On 13 June I had a St Jude bileaflet 25mm mecanical valve fitted. I found the OHS physically difficult and painful, but probably more than that emotionally challenging and for that reason alone I am happy with my choice of a mechanical valve to lessen the chance of another OHS. Apart from a surficial (but still very concerning at the time to me) infection of my incision, my recovery has been OK. Fatigue has been the main challenge. I walked from day 3, and by 4 weeks could do a half hour walk at brisk pace. At a month the surgeon and cardiologist told me to "go get fit" but be sensible. I have returned to doing RPM/Spin classes at my gym and returned to my office based job. I have a stress ECG and echo scheduled for next week (requested by me for peace of mind) and I am very much looking forward to getting back on a real bicycle after the 3 month mark. Apart from sneezing, life has largely returned to normal......that is apart from one thing, INR.

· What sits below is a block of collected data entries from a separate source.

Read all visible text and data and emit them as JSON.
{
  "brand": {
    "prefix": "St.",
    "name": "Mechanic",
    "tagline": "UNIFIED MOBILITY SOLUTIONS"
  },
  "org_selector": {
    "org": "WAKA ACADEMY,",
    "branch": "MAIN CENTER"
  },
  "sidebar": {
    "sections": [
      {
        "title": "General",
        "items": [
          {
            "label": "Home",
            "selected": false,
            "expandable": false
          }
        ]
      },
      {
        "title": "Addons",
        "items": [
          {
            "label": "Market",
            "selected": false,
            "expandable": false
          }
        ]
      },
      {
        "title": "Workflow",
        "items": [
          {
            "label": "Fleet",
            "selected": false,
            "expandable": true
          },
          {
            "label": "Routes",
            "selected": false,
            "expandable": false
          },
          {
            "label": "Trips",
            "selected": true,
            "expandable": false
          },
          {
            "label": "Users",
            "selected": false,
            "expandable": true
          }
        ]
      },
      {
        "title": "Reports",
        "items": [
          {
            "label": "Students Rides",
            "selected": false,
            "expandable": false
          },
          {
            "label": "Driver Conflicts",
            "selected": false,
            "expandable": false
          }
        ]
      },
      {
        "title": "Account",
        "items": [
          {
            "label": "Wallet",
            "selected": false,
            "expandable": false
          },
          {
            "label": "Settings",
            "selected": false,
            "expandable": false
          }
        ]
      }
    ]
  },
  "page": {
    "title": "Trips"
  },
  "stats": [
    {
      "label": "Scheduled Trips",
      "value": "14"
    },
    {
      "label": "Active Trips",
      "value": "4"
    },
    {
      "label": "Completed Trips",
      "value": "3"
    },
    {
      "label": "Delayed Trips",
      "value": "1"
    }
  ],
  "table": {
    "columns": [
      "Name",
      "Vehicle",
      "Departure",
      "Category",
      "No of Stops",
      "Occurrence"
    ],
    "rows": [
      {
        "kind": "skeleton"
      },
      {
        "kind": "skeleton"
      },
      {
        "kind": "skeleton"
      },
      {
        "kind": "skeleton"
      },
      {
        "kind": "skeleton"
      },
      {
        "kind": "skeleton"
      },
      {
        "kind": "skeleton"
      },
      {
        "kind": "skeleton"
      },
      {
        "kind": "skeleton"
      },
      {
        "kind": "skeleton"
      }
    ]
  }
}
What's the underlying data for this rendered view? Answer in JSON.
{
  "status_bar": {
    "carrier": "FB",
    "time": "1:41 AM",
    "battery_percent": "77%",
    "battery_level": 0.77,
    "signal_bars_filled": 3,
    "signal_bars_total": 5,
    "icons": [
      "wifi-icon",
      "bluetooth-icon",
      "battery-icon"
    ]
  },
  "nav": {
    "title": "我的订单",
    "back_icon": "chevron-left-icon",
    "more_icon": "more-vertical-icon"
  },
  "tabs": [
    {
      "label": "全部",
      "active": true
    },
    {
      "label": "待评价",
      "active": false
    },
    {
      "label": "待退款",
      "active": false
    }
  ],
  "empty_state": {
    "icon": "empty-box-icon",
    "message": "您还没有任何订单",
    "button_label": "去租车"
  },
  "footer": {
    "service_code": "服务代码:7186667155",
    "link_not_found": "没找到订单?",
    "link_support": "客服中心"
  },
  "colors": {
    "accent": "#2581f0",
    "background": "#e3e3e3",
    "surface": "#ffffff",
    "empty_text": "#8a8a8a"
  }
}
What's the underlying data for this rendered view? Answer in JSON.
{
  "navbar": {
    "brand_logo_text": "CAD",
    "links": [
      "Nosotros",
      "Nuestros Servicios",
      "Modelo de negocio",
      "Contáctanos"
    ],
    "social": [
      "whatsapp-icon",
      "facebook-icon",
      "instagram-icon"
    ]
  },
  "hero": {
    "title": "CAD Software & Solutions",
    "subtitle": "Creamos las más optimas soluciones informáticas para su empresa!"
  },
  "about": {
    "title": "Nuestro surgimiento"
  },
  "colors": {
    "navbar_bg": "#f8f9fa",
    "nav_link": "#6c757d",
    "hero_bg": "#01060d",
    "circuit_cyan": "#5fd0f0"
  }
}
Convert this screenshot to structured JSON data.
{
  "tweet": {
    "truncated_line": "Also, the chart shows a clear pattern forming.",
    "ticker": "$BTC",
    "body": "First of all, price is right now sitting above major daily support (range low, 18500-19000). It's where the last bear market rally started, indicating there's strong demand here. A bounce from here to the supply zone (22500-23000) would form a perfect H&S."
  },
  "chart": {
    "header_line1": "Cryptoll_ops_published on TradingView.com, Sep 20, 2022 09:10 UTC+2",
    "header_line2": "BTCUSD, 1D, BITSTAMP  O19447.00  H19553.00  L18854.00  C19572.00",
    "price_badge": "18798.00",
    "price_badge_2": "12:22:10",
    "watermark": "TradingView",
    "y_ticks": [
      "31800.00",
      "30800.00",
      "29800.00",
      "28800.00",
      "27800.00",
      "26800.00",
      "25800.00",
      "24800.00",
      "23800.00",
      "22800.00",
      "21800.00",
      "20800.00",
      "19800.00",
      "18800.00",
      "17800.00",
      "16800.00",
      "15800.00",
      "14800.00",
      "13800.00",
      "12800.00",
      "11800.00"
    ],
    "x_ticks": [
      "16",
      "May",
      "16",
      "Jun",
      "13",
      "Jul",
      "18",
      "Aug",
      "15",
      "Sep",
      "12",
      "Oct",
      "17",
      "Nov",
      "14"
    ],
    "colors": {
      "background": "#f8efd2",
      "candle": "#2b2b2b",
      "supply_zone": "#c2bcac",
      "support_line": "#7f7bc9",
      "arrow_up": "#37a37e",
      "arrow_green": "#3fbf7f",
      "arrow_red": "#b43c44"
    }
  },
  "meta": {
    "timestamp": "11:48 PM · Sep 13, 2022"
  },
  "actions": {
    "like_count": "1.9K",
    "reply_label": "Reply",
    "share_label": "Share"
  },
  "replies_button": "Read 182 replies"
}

My INR was in range and stable while at home and doing mild exercise, but since returning to work and vigorous exercise the INR has dropped. The lab which is managing the dose responds by giving me a large dose for one day and then returning to my normal dose. The result is a spike up over about 4 days, but then it crashes back down again....with the same response from them. I am now in a cycle of spikes and lows and don't feel too happy about it. My profession is in science, data management and statistics, and my impression is that the lab is just responding to the last test result and not the overall pattern and influencing factors.
It seems I am in the same situation as slipkid was in this post...."Coumadin dosages - spread out increases or do all in one day?" (sorry I don't know how to link posts yet)
I also have been given an INRatio2 which I initially struggled with, but am now getting some confidence with to use in parallel with lab testing.
I have tried to read as much as possible on this forum about INR levels from this site. Eventually I would like to go to self management and my GP supports this.
The posts from pellicle and Protimenow have been invaluable in proving me with information on INR/home testing/self management. To both of you and all the others on this site thank you so much for taking the time to share your information thoughts and stories - it has made an enormous difference to me.
I don't want a fight with my lab, but feel I could probably manage it better myself.
For those of you who were lab managed, but are now self managed is there any value in staying self managed initially, or put another way when did you find it was best to go solo, and were there any negatives to doing that.